Employers adapt healthcare strategies amid rising costs, focusing on specialty drugs and chronic conditions to enhance employee wellbeing and control expenses.
It was found that one in three U.S. employers plans to make significant changes to their healthcare programs within the next three years as costs rise to their highest point in more than two decades, according to a survey published by WTW.
The 2025 Best Practices in Healthcare Survey found that U.S. employers project their healthcare costs, before plan changes, will increase by 9.1% in 2026, compared with 8.1% in 2025 and 7.0% in 2024. After planned program adjustments, costs are expected to rise 8.0%, 7.0%, and 6.0% in those years.
The survey, conducted in June and July 2025, included 417 employers representing five million employees.
Employers adapt healthcare strategies amid rising costs, focusing on specialty drugs and chronic conditions to enhance employee well-being and control expenses.
Pharmacy costs, especially specialty pharmaceuticals and GLP-1 medications, were cited as high-cost claimants, and chronic conditions, including musculoskeletal issues and cancers, as the top drivers of rising healthcare expenses. To address these challenges, employers are focusing on company medical and pharmacy costs, affordability for employees, and initiatives to improve employee well-being, experience, and healthcare delivery.
“Fewer employers are absorbing rising costs because it’s becoming too expensive,” Tim Stawicki, chief actuary of Health & Benefits at WTW, said in the release. “They’re also avoiding aggressive cost-shifting because it can affect employee health, satisfaction and retention. Instead, employers are looking to bold, disruptive changes that control costs and improve health to create a more sustainable path forward.”
It was revealed employers’ strategies to combat these issues include managing vendor contracts, conducting audits, preventing overutilization and improving operational efficiency.
Data from the survey shared that 59% of respondents plan to implement broader cost-saving measures in the next three years compared to the 46% in the past three years.
Many are also reviewing vendor performance (46%), putting medical plans out to bid (36% in the process, 50% planning) and auditing medical claims (33% in the works, 44% planning). Reviews of prior authorizations and out-of-network payments are also increasing.
Alternative plan designs are also gaining traction.
Currently used by 41% of companies, these plans highlight select or alternative providers, cost transparency, enhanced navigation, member-facing technology and high-performance primary care. Almost half of employers plan to implement these features in the next two years, which would bring total usage to 87%.
It was also revealed that pharmacy benefits management (PBMs) remains under scrutiny as well. Three-quarters of employers have or plan to take their PBM out to bid, 58% recently audited their pharmacy benefits and nearly half (49%) use transparent, pass-through contract structures, with another 22% considering them.

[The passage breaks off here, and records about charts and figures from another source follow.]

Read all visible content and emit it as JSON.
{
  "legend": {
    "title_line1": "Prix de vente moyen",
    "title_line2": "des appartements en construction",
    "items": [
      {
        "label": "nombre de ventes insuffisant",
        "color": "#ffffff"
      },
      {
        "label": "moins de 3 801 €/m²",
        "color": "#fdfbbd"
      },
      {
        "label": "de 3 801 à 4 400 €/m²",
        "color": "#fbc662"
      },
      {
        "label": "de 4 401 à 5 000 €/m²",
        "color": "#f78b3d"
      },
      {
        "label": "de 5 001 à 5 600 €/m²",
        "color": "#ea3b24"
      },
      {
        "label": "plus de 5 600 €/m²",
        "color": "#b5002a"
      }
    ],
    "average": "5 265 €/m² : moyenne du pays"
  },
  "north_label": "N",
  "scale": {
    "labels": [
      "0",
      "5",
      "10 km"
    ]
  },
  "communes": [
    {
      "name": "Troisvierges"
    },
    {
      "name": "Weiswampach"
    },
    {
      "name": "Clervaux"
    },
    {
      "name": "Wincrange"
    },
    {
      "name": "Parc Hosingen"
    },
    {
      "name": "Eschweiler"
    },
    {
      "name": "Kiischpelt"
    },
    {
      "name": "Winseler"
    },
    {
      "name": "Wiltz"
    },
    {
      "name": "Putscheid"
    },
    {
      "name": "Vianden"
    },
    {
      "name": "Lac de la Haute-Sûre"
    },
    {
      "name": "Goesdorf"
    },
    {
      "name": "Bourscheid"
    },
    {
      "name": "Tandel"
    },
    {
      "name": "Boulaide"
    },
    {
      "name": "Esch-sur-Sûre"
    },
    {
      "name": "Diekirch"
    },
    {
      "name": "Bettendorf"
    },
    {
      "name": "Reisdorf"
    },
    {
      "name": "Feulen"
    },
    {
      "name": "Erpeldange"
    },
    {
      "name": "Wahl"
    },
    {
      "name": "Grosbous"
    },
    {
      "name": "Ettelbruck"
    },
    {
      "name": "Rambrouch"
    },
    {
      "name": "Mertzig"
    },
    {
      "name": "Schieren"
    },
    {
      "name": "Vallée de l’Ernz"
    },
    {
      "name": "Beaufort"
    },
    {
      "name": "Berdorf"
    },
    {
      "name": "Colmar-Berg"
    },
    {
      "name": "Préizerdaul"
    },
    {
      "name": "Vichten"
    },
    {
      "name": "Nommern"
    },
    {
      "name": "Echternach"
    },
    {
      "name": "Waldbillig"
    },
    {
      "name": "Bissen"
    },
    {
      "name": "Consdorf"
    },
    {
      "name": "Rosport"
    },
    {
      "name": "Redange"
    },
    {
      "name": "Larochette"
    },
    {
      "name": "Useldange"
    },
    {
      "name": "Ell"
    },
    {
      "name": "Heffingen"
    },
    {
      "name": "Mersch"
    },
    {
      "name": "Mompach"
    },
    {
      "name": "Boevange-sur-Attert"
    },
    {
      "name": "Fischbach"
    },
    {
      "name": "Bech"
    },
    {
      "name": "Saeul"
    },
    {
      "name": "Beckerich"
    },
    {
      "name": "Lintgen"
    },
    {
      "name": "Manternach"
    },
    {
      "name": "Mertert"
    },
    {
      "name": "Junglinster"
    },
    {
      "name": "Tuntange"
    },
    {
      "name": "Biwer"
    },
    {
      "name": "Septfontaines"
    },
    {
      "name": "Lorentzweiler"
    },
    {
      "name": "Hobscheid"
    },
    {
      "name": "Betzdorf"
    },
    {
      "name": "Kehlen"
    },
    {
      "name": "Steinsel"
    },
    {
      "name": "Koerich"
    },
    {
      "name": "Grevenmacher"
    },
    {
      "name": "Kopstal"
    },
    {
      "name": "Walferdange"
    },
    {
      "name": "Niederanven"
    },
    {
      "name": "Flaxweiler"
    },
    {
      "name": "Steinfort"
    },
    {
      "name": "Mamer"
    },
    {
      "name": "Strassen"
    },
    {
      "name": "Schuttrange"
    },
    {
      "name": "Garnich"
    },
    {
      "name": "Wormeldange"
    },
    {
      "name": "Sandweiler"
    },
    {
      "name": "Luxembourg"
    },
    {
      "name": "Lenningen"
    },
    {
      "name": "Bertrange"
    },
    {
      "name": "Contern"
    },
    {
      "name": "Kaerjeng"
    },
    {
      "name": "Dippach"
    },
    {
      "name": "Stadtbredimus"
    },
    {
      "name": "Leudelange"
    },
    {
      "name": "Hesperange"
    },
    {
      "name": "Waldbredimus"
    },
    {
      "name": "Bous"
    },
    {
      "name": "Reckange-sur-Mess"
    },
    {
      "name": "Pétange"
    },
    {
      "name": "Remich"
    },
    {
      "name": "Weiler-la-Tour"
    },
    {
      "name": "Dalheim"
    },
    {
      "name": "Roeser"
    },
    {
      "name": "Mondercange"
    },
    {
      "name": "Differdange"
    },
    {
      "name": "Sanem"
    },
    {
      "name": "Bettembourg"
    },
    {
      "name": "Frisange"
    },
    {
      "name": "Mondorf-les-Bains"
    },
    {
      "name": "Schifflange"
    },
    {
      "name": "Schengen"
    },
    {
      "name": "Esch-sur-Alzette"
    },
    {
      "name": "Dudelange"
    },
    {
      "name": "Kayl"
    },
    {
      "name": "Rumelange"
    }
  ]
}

Employers are also evaluating coverage for GLP-1 medications for obesity, often tying coverage to lifestyle programs, step therapy or higher cost sharing.
Supporting the survey findings, the 2025 Artemetrx State of Specialty Spend and Trend Report from Pharmaceutical Strategies Group (PSG) found that per-member-per-year specialty drug costs rose from $1,333 in 2023 to $1,641 in 2024, though the overall specialty drug trend slowed to 9.6%, down from 14.4% in 2023.
“The data reveals a compelling story regarding what is happening with specialty drugs,” Morgan Lee, Ph.D., senior director of research & strategy at PSG, said in a previous announcement. “Overall costs continue to increase for healthcare payers, but what is driving that cost is changing,”
Lee added that adoption of biosimilars, particularly Humira (adalimumab), helped reduce cost-per-claim trends, highlighting the evolving strategies employers are using to manage specialty drug spending.
Artificial intelligence is also beginning to shape benefits programs.
Results from the WTW survey revealed that while only 21% of employers currently use AI extensively or moderately in healthcare, 80% believe it will transform the way benefits are managed, communicated and delivered over the next three years. Employers see opportunities in navigation, personalized decision support, communication and vendor evaluation.
Courtney Stubblefield, managing director of Health & Benefits at WTW, urged employers in the release that they should “take a more revolutionary approach to address both immediate cost pressures and long-term cost trends, especially since healthcare costs appear firmly on an upward trajectory.”